Distributed Consensus in Practice

2025-11-15

Distributed Consensus in Practice

Implementing a consensus algorithm like Raft is a rite of passage for distributed systems engineers. While the paper makes it sound straightforward, the "edge cases" are where the real complexity lies. Here are some notes from my experience implementing it.

The Heartbeat and Election Cycle

At its core, Raft relies on a heartbeat mechanism. If a follower doesn't hear from a leader within a certain window, it assumes the leader has failed and starts an election.

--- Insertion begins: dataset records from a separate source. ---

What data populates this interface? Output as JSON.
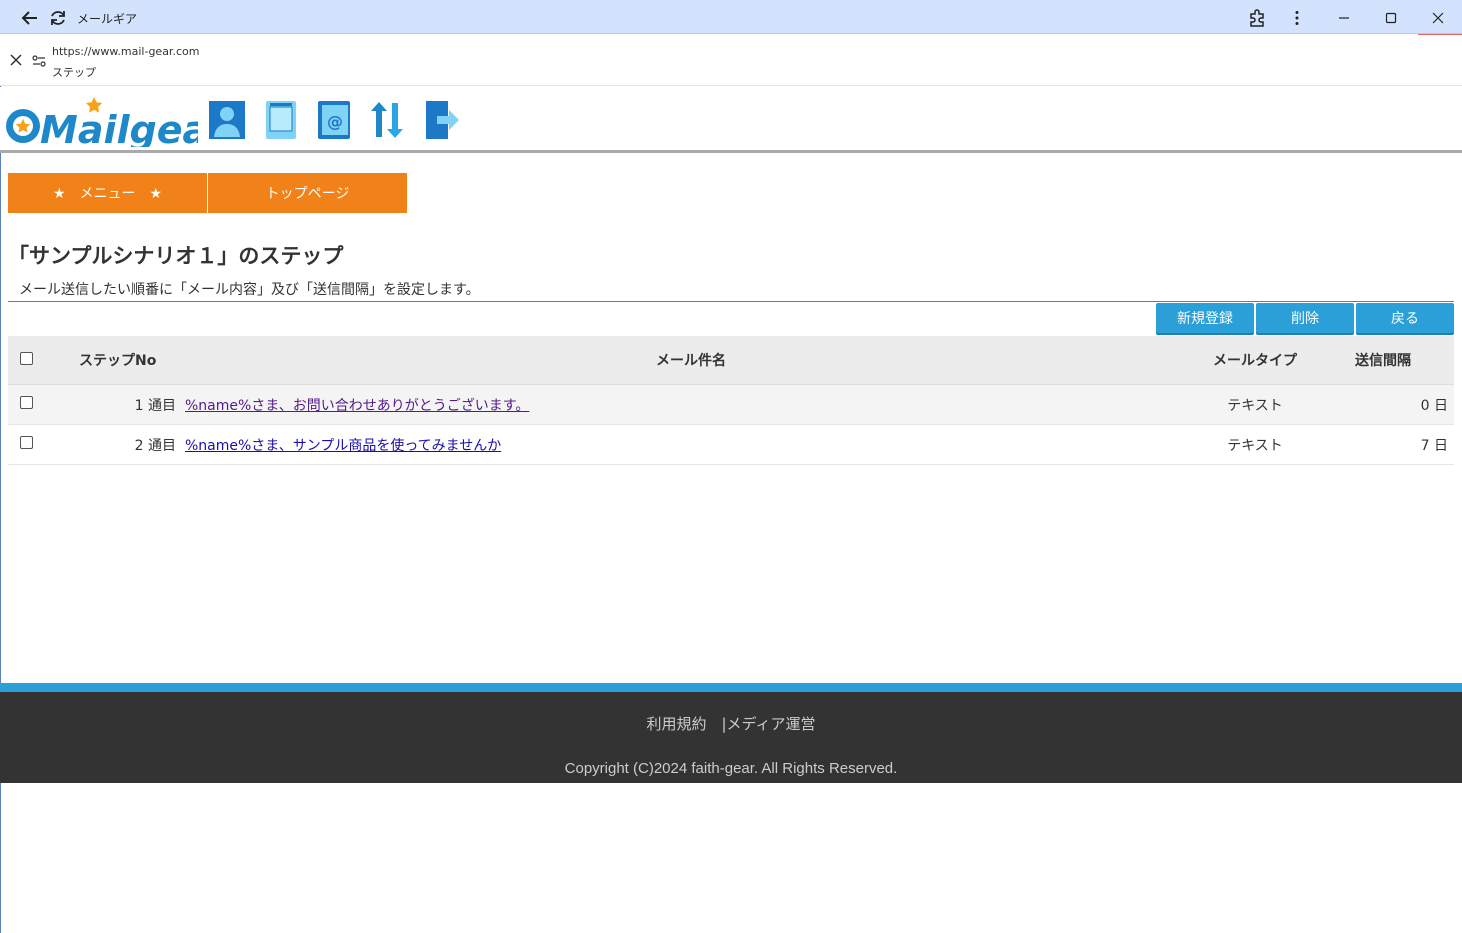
{
  "window": {
    "title": "メールギア"
  },
  "address_bar": {
    "url": "https://www.mail-gear.com",
    "page_name": "ステップ"
  },
  "nav_tabs": [
    {
      "label": "★　メニュー　★"
    },
    {
      "label": "トップページ"
    }
  ],
  "page": {
    "title": "「サンプルシナリオ１」のステップ",
    "description": "メール送信したい順番に「メール内容」及び「送信間隔」を設定します。"
  },
  "actions": {
    "new_label": "新規登録",
    "delete_label": "削除",
    "back_label": "戻る"
  },
  "table": {
    "headers": {
      "step_no": "ステップNo",
      "subject": "メール件名",
      "mail_type": "メールタイプ",
      "interval": "送信間隔"
    },
    "rows": [
      {
        "no": "1 通目",
        "subject": "%name%さま、お問い合わせありがとうございます。",
        "type": "テキスト",
        "interval": "0 日"
      },
      {
        "no": "2 通目",
        "subject": "%name%さま、サンプル商品を使ってみませんか",
        "type": "テキスト",
        "interval": "7 日"
      }
    ]
  },
  "footer": {
    "links": "利用規約　|メディア運営",
    "copyright": "Copyright (C)2024 faith-gear. All Rights Reserved."
  },
  "colors": {
    "accent_orange": "#f08219",
    "accent_blue": "#2a9fd8",
    "footer_bg": "#333333"
  },
  "icons": [
    "back-arrow-icon",
    "reload-icon",
    "extensions-icon",
    "more-icon",
    "minimize-icon",
    "maximize-icon",
    "close-icon",
    "site-settings-icon",
    "user-icon",
    "tablet-icon",
    "address-book-icon",
    "sync-icon",
    "logout-icon"
  ]
}
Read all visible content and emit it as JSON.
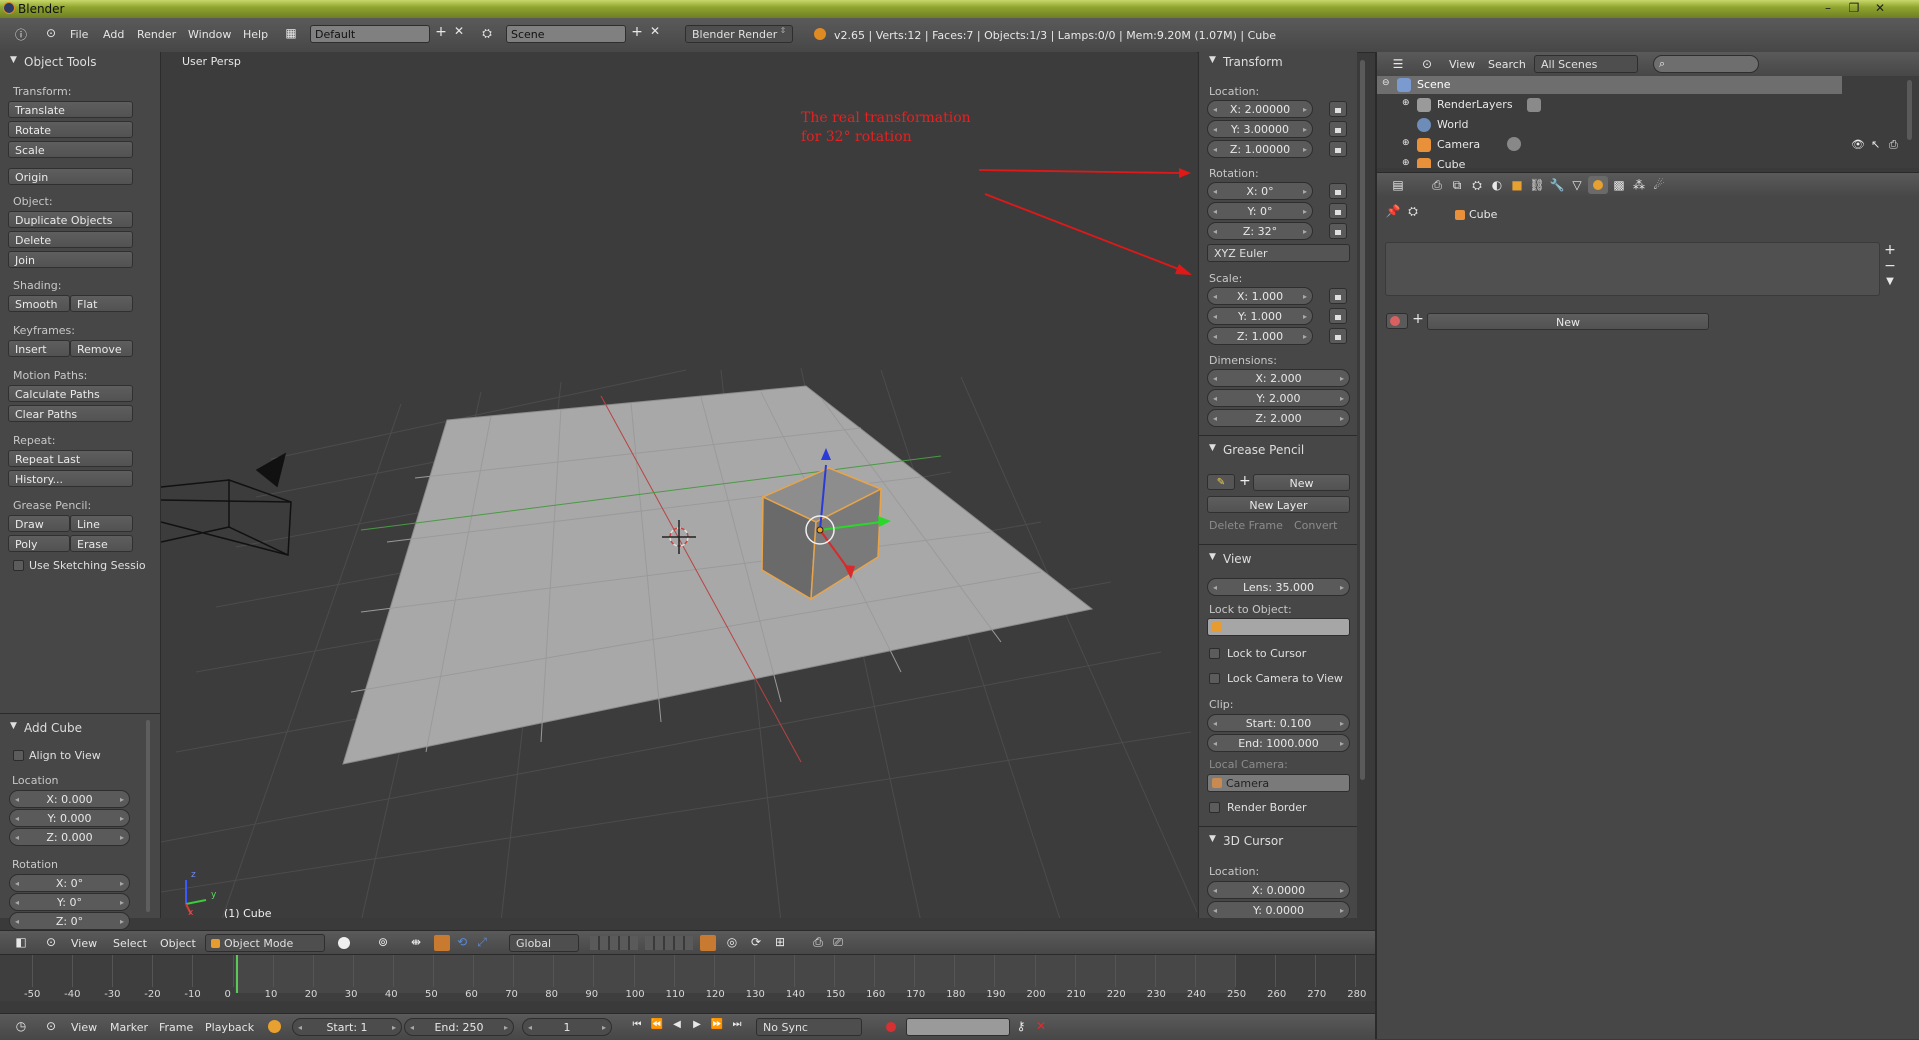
{
  "window": {
    "title": "Blender"
  },
  "info_header": {
    "menus": [
      "File",
      "Add",
      "Render",
      "Window",
      "Help"
    ],
    "screen_layout": "Default",
    "scene": "Scene",
    "render_engine": "Blender Render",
    "stats": "v2.65 | Verts:12 | Faces:7 | Objects:1/3 | Lamps:0/0 | Mem:9.20M (1.07M) | Cube"
  },
  "tool_shelf": {
    "title": "Object Tools",
    "transform_label": "Transform:",
    "translate": "Translate",
    "rotate": "Rotate",
    "scale": "Scale",
    "origin": "Origin",
    "object_label": "Object:",
    "duplicate": "Duplicate Objects",
    "delete": "Delete",
    "join": "Join",
    "shading_label": "Shading:",
    "smooth": "Smooth",
    "flat": "Flat",
    "keyframes_label": "Keyframes:",
    "insert": "Insert",
    "remove": "Remove",
    "motion_label": "Motion Paths:",
    "calc_paths": "Calculate Paths",
    "clear_paths": "Clear Paths",
    "repeat_label": "Repeat:",
    "repeat_last": "Repeat Last",
    "history": "History...",
    "grease_label": "Grease Pencil:",
    "draw": "Draw",
    "line": "Line",
    "poly": "Poly",
    "erase": "Erase",
    "sketching": "Use Sketching Sessio"
  },
  "add_cube": {
    "title": "Add Cube",
    "align": "Align to View",
    "location_label": "Location",
    "loc_x": "X: 0.000",
    "loc_y": "Y: 0.000",
    "loc_z": "Z: 0.000",
    "rotation_label": "Rotation",
    "rot_x": "X: 0°",
    "rot_y": "Y: 0°",
    "rot_z": "Z: 0°"
  },
  "viewport": {
    "view_name": "User Persp",
    "object_label": "(1) Cube",
    "annotation_line1": "The real transformation",
    "annotation_line2": "for 32° rotation",
    "axis_x": "x",
    "axis_y": "y",
    "axis_z": "z"
  },
  "n_panel": {
    "transform_title": "Transform",
    "location_label": "Location:",
    "loc_x": "X: 2.00000",
    "loc_y": "Y: 3.00000",
    "loc_z": "Z: 1.00000",
    "rotation_label": "Rotation:",
    "rot_x": "X: 0°",
    "rot_y": "Y: 0°",
    "rot_z": "Z: 32°",
    "rot_mode": "XYZ Euler",
    "scale_label": "Scale:",
    "scale_x": "X: 1.000",
    "scale_y": "Y: 1.000",
    "scale_z": "Z: 1.000",
    "dimensions_label": "Dimensions:",
    "dim_x": "X: 2.000",
    "dim_y": "Y: 2.000",
    "dim_z": "Z: 2.000",
    "grease_title": "Grease Pencil",
    "gp_new": "New",
    "gp_new_layer": "New Layer",
    "gp_delete_frame": "Delete Frame",
    "gp_convert": "Convert",
    "view_title": "View",
    "lens": "Lens: 35.000",
    "lock_object_label": "Lock to Object:",
    "lock_cursor": "Lock to Cursor",
    "lock_camera": "Lock Camera to View",
    "clip_label": "Clip:",
    "clip_start": "Start: 0.100",
    "clip_end": "End: 1000.000",
    "local_camera_label": "Local Camera:",
    "local_camera": "Camera",
    "render_border": "Render Border",
    "cursor_title": "3D Cursor",
    "cursor_location_label": "Location:",
    "cursor_x": "X: 0.0000",
    "cursor_y": "Y: 0.0000"
  },
  "view3d_header": {
    "view": "View",
    "select": "Select",
    "object": "Object",
    "mode": "Object Mode",
    "orientation": "Global"
  },
  "timeline": {
    "ticks": [
      "-50",
      "-40",
      "-30",
      "-20",
      "-10",
      "0",
      "10",
      "20",
      "30",
      "40",
      "50",
      "60",
      "70",
      "80",
      "90",
      "100",
      "110",
      "120",
      "130",
      "140",
      "150",
      "160",
      "170",
      "180",
      "190",
      "200",
      "210",
      "220",
      "230",
      "240",
      "250",
      "260",
      "270",
      "280"
    ],
    "view": "View",
    "marker": "Marker",
    "frame": "Frame",
    "playback": "Playback",
    "start": "Start: 1",
    "end": "End: 250",
    "current": "1",
    "sync": "No Sync"
  },
  "outliner": {
    "view": "View",
    "search": "Search",
    "filter": "All Scenes",
    "items": [
      "Scene",
      "RenderLayers",
      "World",
      "Camera",
      "Cube"
    ]
  },
  "properties": {
    "object_name": "Cube",
    "new_button": "New"
  }
}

The most critical detail here is randomized election timeouts. If all nodes had the same timeout, they would all start elections at the same time, leading to constant split votes where no one gains a majority. In practice, a range like 150ms–300ms works well for small clusters.

The Log Replication Flow

Consensus isn't just about picking a leader; it's about agreeing on a sequence of events.

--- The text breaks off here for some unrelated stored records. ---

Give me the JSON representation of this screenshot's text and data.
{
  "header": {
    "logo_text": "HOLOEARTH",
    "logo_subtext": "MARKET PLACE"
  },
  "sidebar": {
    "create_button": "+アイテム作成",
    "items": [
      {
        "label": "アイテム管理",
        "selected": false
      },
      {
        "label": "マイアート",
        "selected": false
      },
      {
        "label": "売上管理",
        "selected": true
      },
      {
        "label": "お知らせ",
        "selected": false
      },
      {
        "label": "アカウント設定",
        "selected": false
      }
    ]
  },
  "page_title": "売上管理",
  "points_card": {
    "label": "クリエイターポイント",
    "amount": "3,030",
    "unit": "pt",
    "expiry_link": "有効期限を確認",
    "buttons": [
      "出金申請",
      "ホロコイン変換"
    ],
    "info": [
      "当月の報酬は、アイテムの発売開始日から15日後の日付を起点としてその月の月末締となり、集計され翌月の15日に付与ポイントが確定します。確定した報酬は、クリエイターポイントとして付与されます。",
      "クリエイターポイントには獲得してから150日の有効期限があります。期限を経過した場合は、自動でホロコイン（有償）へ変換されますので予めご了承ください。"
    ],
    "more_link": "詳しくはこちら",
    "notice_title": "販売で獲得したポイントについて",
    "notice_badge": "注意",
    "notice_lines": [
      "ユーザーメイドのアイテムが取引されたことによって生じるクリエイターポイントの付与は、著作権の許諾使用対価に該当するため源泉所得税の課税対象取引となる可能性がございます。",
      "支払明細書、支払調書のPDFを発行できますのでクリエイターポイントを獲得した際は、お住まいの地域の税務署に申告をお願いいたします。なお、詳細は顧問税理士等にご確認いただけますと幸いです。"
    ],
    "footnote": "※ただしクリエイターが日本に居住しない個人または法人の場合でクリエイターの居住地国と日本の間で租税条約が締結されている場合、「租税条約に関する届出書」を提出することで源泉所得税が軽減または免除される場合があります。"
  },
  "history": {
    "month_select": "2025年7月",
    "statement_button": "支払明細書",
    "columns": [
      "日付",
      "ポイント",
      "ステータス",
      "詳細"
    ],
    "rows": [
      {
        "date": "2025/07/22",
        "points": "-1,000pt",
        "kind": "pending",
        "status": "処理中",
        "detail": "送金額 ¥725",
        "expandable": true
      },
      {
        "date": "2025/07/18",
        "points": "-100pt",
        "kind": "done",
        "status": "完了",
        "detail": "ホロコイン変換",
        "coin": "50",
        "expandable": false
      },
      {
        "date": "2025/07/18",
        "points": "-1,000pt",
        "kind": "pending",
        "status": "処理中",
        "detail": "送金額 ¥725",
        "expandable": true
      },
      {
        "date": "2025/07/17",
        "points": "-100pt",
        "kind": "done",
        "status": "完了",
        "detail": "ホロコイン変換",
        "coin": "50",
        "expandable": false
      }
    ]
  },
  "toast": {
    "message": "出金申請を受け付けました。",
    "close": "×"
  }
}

  1. The Proposal: A client sends a command to the leader.
  2. Appended: The leader appends the command to its local log.
  3. Replication: The leader sends AppendEntries RPCs to all followers.
  4. Commitment: Once a majority of nodes have acknowledged the entry, the leader marks it as "committed."
  5. Application: Finally, the entry is applied to the state machine (the actual database or service).

Why "Commitment" Matters

A common pitfall is applying a log entry too early. You must only apply entries to your state machine after they are committed. This ensures that even if a leader fails, the new leader will have the most up-to-date committed entries, maintaining the "Safety" property—the guarantee that all nodes apply the same commands in the same order.

Practical Challenges: Network Partitioning

What happens if a node is partitioned from the majority? It might stay as a candidate and keep incrementing its "Term" number. When the partition heals, this node might try to force an election because it has a higher term. Modern implementations use a "Pre-Vote" phase to prevent a disruptive node from triggering unnecessary re-elections.